After World War II, anthropology's qualitative descriptions of foreign cultures gave way in the West to a sociology oriented towards quantitative studies of one's own society. The last representative of the scholarly paradigm Westermarck had introduced in Finland was Arne Runeberg. The Finnish sociologists' learned society still bears Westermarck's name. In certain respects, Westermarck's ideas anticipated the sociobiological and evolutionary psychological currents that became dominant in the behavioural sciences a century later, after a period during which scholars had emphasised the uniqueness of individual cultures. His insistence on seeking direct biological explanations for human behavioural patterns, and his use of evidence from the animal kingdom, place him as a forerunner of these later developments. Paradoxically, it was the fieldwork methodology he developed in his Moroccan studies that proved more lastingly influential than the comparative method of his early works.

== Books ==
- 1891: The History of Human Marriage. 3 Vol, Macmillan, London.
- 1906: The Origin and Development of the Moral Ideas. 2 Vol, MacMillan, London
- 1907: Siveys ja kristinusko: Esitelmä. Ylioppilasyhdistys Prometheus, Helsinki.
- 1914: Marriage Ceremonies in Morocco. Macmillan, London.
- 1919: Tapojen historiaa: Kuusi akadeemista esitelmää: Pitänyt Turussa syksyllä 1911 Edward Westermarck. 2nd edition. Suomalaisen kirjallisuuden seura, Helsinki.
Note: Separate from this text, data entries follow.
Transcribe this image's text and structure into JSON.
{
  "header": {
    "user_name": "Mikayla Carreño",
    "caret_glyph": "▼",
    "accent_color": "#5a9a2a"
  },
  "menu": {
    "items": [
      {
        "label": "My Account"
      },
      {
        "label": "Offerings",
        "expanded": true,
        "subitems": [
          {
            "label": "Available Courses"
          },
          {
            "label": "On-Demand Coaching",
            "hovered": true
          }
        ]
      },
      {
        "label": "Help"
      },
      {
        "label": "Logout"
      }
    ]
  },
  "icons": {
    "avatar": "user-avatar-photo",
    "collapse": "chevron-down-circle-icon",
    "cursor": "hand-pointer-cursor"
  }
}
- 1920: Religion och magi (Religion and magick), Studentföreningen Verdandis Småskrifter 149, Albert Bonniers Förlag, Stockholm
- 1926: Ritual and Belief in Morocco. 2 Vol.
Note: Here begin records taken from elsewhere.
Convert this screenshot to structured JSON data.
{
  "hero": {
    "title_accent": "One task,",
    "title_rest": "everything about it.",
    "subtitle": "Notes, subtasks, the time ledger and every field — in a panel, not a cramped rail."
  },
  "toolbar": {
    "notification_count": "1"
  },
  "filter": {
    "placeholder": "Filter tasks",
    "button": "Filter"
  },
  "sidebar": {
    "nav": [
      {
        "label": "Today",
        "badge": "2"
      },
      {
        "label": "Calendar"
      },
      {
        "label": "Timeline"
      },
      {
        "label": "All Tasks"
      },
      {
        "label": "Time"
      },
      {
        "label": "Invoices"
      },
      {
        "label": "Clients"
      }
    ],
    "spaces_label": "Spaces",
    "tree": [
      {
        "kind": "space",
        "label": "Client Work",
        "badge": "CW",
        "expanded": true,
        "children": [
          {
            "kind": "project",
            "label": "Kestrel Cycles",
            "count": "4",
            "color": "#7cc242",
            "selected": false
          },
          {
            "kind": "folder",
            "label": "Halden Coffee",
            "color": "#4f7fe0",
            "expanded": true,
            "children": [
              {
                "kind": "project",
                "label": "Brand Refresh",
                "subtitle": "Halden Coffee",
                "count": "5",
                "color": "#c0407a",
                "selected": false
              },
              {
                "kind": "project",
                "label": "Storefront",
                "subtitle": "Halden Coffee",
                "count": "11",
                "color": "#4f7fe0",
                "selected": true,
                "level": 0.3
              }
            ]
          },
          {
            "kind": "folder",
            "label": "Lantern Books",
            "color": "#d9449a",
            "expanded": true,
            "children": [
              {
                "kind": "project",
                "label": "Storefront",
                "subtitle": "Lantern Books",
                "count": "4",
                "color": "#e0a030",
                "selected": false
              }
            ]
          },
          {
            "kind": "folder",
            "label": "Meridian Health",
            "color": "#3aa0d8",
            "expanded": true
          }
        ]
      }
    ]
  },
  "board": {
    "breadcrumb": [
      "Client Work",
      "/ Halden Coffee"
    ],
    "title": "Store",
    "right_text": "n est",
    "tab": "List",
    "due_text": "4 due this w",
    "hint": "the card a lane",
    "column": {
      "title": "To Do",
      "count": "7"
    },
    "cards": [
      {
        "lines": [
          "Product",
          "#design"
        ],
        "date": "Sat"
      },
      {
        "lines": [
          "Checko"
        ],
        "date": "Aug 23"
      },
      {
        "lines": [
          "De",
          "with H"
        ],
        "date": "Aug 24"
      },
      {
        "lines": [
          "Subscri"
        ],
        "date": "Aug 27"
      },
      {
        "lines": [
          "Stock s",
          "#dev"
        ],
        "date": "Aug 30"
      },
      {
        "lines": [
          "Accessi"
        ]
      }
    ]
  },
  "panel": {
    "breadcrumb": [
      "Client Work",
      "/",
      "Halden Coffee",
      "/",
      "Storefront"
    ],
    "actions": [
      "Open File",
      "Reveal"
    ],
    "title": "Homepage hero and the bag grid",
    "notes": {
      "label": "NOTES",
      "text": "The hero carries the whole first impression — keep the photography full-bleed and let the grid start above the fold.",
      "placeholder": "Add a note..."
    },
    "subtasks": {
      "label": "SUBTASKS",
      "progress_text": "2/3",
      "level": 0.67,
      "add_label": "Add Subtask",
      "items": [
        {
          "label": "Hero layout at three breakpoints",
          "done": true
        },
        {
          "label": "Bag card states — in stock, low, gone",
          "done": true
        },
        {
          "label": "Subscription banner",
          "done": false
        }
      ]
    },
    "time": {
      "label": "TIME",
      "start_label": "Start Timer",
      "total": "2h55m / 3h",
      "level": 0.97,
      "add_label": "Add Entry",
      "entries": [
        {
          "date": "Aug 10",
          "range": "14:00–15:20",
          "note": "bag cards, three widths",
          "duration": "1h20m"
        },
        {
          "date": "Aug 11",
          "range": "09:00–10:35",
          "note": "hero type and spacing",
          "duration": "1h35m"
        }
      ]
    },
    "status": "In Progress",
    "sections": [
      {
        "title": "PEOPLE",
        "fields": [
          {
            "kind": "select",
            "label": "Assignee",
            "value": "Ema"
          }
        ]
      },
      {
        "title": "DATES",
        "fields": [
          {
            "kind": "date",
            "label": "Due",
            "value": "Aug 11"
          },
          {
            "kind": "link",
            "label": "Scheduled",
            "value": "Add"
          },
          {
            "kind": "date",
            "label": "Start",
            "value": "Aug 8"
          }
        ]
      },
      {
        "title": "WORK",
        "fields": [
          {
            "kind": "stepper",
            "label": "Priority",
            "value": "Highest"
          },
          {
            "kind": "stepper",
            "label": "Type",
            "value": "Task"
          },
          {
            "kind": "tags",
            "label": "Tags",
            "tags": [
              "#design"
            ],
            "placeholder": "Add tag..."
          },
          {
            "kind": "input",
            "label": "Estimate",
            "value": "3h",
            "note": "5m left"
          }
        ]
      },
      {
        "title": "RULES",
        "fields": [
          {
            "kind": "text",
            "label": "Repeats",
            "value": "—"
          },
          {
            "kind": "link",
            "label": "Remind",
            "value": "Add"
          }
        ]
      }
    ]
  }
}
- 1926: A short History of Human Marriage. Macmillan, London.
- 1929: Memories of My Life.
- 1930: Wit and Wisdom in Morocco. Routledge, London.
- 1932: Ethical Relativity.
- 1932: Avioliiton historia. WSOY, Helsinki.
- 1932: Early Beliefs and Their Social Influence. London: Macmillan.
- 1933: Pagan Survivals in Mohammedan Civilisation. London: Macmillan.
- 1933: Moraalin synty ja kehitys. WSOY, Helsinki.
- 1934: Three Essays on Sex and Marriage. Macmillan, London.
- 1934: Freuds teori on Oedipuskomplexen i sociologisk belysning. Vetenskap och bildning, 45. Bonnier, Stockholm.
- 1936: The future of Marriage in Western Civilisation. Macmillan, London.
- 1937: "Forward" in The Wandering Spirit: A Study of Human Migration. Macmillan, London
- 1939: Kristinusko ja moraali (Christianity and Morals). Otava, Helsinki.